I would further suggest that operating a legitimate trading business as a cover for your smuggling operations is a form of stealth, as it is an attempt to conceal your illegal activities. If I'm making two million credits annually illegally and I have no or very little legal income, it's quite noticeable that I'm living well beyond my declared means, which is likely to lead to investigation for tax evasion and will likely draw attention at the customs stations since I'm piloting a ship along known trade lanes at times when it's clearly very profitable to be a trader. It's also quite suspicious if I pull up to Volturn during a food shortage with a fleet of Atlases and declare no cargo whatsoever despite having Eos as my point of departure, purchase no commodities during my stay, and somehow leave with hundreds of thousands of credits added to my bank account or with a few brand new ships after thousands of cargo units of food appear on the black market. Covering that with legal trade makes the smuggling activity less apparent. The apparent difference between an income of two million credits a year and four million credits per year is much less than the apparent difference between an annual income of two million credits and no income at all, and it's less obviously my smuggling activity which is at fault when food appears on the black market after my fleet of Atlases just out of Eos arrived at Volturn if I've just sold a lot of food on the open market - after all, it could be the local merchants taking some of that food I just sold them and selling it on the black market to evade whatever the local taxes happen to be, perhaps avoiding a sales tax or reducing the known value of their inventory, or perhaps as a way to reduce the income they need to report to the local government's tax agency.
Logged

RawCode

  • Admiral
  • *****
  • Posts: 511
    • View Profile
Re: How can you possibly profit from normal trade?
« Reply #28 on: November 15, 2014, 09:11:40 PM »

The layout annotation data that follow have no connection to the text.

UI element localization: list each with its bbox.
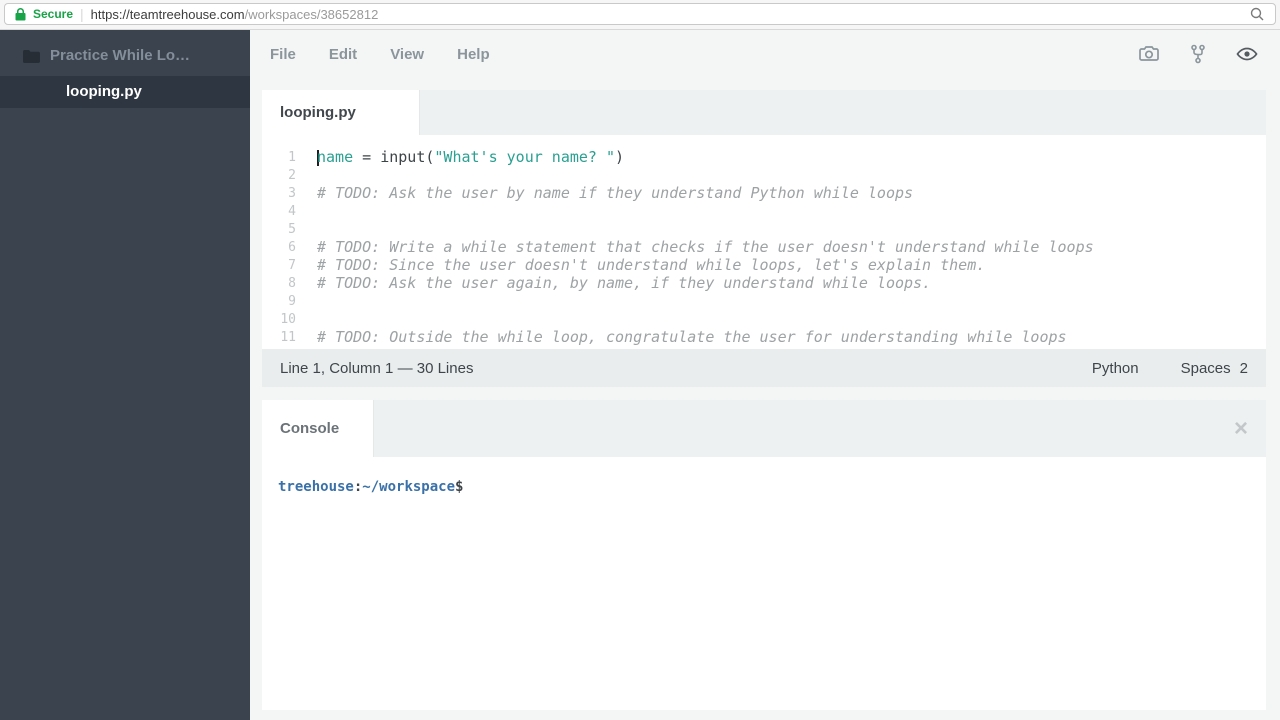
line-number: 5 [288,222,296,237]
camera-icon[interactable] [1138,43,1160,65]
cursor-position-status: Line 1, Column 1 — 30 Lines [280,359,474,377]
menu-item-edit[interactable]: Edit [329,46,357,63]
code-line[interactable]: # TODO: Outside the while loop, congratu… [317,328,1266,346]
code-token: # TODO: Outside the while loop, congratu… [317,328,1067,346]
project-row[interactable]: Practice While Lo… [0,30,250,76]
code-line[interactable] [317,166,1266,184]
code-line[interactable]: # TODO: Ask the user by name if they und… [317,184,1266,202]
editor-statusbar: Line 1, Column 1 — 30 Lines Python Space… [262,349,1266,387]
menu-item-view[interactable]: View [390,46,424,63]
code-token: # TODO: Ask the user by name if they und… [317,184,914,202]
folder-icon [23,49,40,63]
line-number: 6 [288,240,296,255]
tab-looping-py[interactable]: looping.py [262,90,420,135]
editor-tab-bar: looping.py [262,90,1266,135]
url-domain: https://teamtreehouse.com [90,6,245,22]
menu-item-file[interactable]: File [270,46,296,63]
terminal-prompt[interactable]: treehouse:~/workspace$ [278,478,1250,496]
project-title: Practice While Lo… [50,47,191,64]
code-line[interactable] [317,292,1266,310]
line-number: 3 [288,186,296,201]
line-number: 1 [288,150,296,165]
menu-items: File Edit View Help [270,46,490,63]
workspace-menubar: File Edit View Help [250,30,1280,78]
prompt-segment: treehouse [278,479,354,495]
indent-selector[interactable]: Spaces 2 [1181,360,1248,377]
gutter: 1 2 3 4 5 6 7 8 9 10 11 [262,135,296,349]
console-output[interactable]: treehouse:~/workspace$ [262,457,1266,517]
line-number: 9 [288,294,296,309]
line-number: 8 [288,276,296,291]
code-line[interactable]: # TODO: Since the user doesn't understan… [317,256,1266,274]
file-sidebar: Practice While Lo… looping.py [0,30,250,720]
fork-icon[interactable] [1187,43,1209,65]
url-path: /workspaces/38652812 [244,6,379,22]
code-line[interactable]: name = input("What's your name? ") [317,148,1266,166]
url-text: https://teamtreehouse.com/workspaces/386… [91,7,379,22]
prompt-segment: ~/workspace [362,479,456,495]
line-number: 7 [288,258,296,273]
console-panel: Console × treehouse:~/workspace$ [262,400,1266,710]
indent-value: 2 [1239,359,1248,377]
secure-badge[interactable]: Secure [33,7,73,21]
lock-icon [15,7,26,21]
code-line[interactable] [317,202,1266,220]
toolbar-icons [1138,30,1258,78]
code-line[interactable]: # TODO: Write a while statement that che… [317,238,1266,256]
code-line[interactable] [317,220,1266,238]
zoom-icon[interactable] [1249,6,1265,22]
code-token: name [317,148,354,166]
code-token: "What's your name? " [434,148,616,166]
indent-label: Spaces [1180,359,1231,377]
code-editor[interactable]: 1 2 3 4 5 6 7 8 9 10 11 name = input("What's your … [262,135,1266,349]
line-number: 10 [280,312,296,327]
prompt-segment: $ [455,479,464,495]
language-selector[interactable]: Python [1092,360,1139,377]
address-separator: | [80,6,84,22]
code-line[interactable]: # TODO: Ask the user again, by name, if … [317,274,1266,292]
line-number: 2 [288,168,296,183]
console-tab-bar: Console × [262,400,1266,457]
code-line[interactable] [317,310,1266,328]
eye-icon[interactable] [1236,43,1258,65]
address-bar[interactable]: Secure | https://teamtreehouse.com/works… [4,3,1276,25]
sidebar-file-looping-py[interactable]: looping.py [0,76,250,108]
line-number: 11 [280,330,296,345]
code-token: # TODO: Write a while statement that che… [317,238,1094,256]
editor-panel: looping.py 1 2 3 4 5 6 7 8 9 10 11 name = input("W… [262,90,1266,387]
code-token: = input( [353,148,435,166]
code-lines[interactable]: name = input("What's your name? ") # TODO… [296,135,1266,349]
tab-console[interactable]: Console [262,400,374,457]
code-token: ) [615,148,625,166]
code-token: # TODO: Since the user doesn't understan… [317,256,986,274]
code-token: # TODO: Ask the user again, by name, if … [317,274,932,292]
line-number: 4 [288,204,296,219]
browser-bar: Secure | https://teamtreehouse.com/works… [0,0,1280,30]
menu-item-help[interactable]: Help [457,46,490,63]
close-icon[interactable]: × [1234,416,1248,441]
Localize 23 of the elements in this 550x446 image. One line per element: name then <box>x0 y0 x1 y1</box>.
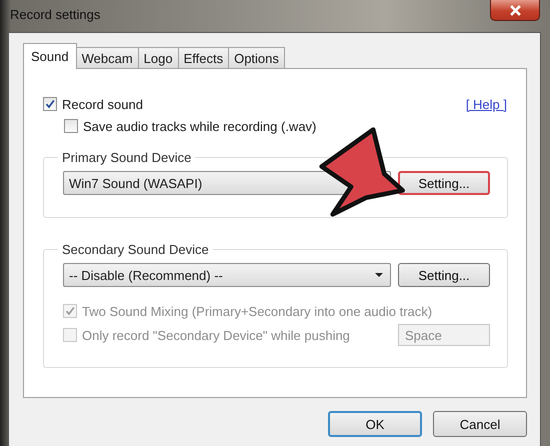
group-title: Secondary Sound Device <box>61 242 210 257</box>
checkbox[interactable] <box>64 119 78 133</box>
close-button[interactable] <box>490 0 540 21</box>
tab[interactable]: Logo <box>138 47 179 68</box>
checkbox[interactable] <box>43 97 57 111</box>
checkbox-label: Save audio tracks while recording (.wav) <box>83 118 316 134</box>
checkbox-label: Two Sound Mixing (Primary+Secondary into one audio track) <box>82 304 432 318</box>
dropdown[interactable]: -- Disable (Recommend) -- <box>63 263 391 287</box>
window-title: Record settings <box>9 6 100 22</box>
checkbox-label: Only record "Secondary Device" while pushing <box>82 328 350 342</box>
checkbox-label: Record sound <box>62 96 143 112</box>
help-link[interactable]: [ Help ] <box>466 96 507 112</box>
caret-icon <box>375 273 383 277</box>
close-icon <box>510 4 520 16</box>
dialog-button[interactable]: OK <box>328 411 422 437</box>
setting-button[interactable]: Setting... <box>398 171 490 195</box>
dialog-button[interactable]: Cancel <box>433 411 527 437</box>
group-title: Primary Sound Device <box>61 150 192 165</box>
tab[interactable]: Options <box>228 47 285 68</box>
tab[interactable]: Webcam <box>76 47 139 68</box>
tab[interactable]: Sound <box>23 43 77 69</box>
tab[interactable]: Effects <box>178 47 230 68</box>
setting-button[interactable]: Setting... <box>398 263 490 287</box>
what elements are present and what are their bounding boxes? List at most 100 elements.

Trade grind is not profitable.
Event grind is boring and frustrating.
Combat grind feature absurd droprates of supply and money, as long as you not dealing with entire enemy fleet with single lowtech destroyer and take no damage in process, loot wont cover CR recovery cost.

There are tolls and tarifs at same time, just imagine that someone ask you payment in order to enter some a shop, still charge money for goods in shop and then ask payment for leaving shop with goods you just purchased.
Taking money 3 times for same item as result...logical - no, fun - no, allow different actions - single time per run, then you will be banned for smuggling....

Logged

Histidine

  • Admiral
  • *****
  • Posts: 4661
    • View Profile
    • GitHub profile
Re: How can you possibly profit from normal trade?
« Reply #29 on: November 15, 2014, 09:37:51 PM »

There are tolls and tarifs at same time, just imagine that someone ask you payment in order to enter some a shop, still charge money for goods in shop and then ask payment for leaving shop with goods you just purchased.
Welcome to Crapsack World, Starsector edition.

Quote from: Wikipedia
Kickback
...
In some cases, the kickback takes the form of a "cut of the action," and can be so well known as to be common knowledge—and even become part of a nation's culture. For example, in Indonesia, President Suharto was publicly known as "Mr. Twenty-Five Percent" because he required that all major contracts throughout the nation provide him with 25 percent of the income before he would approve the contract.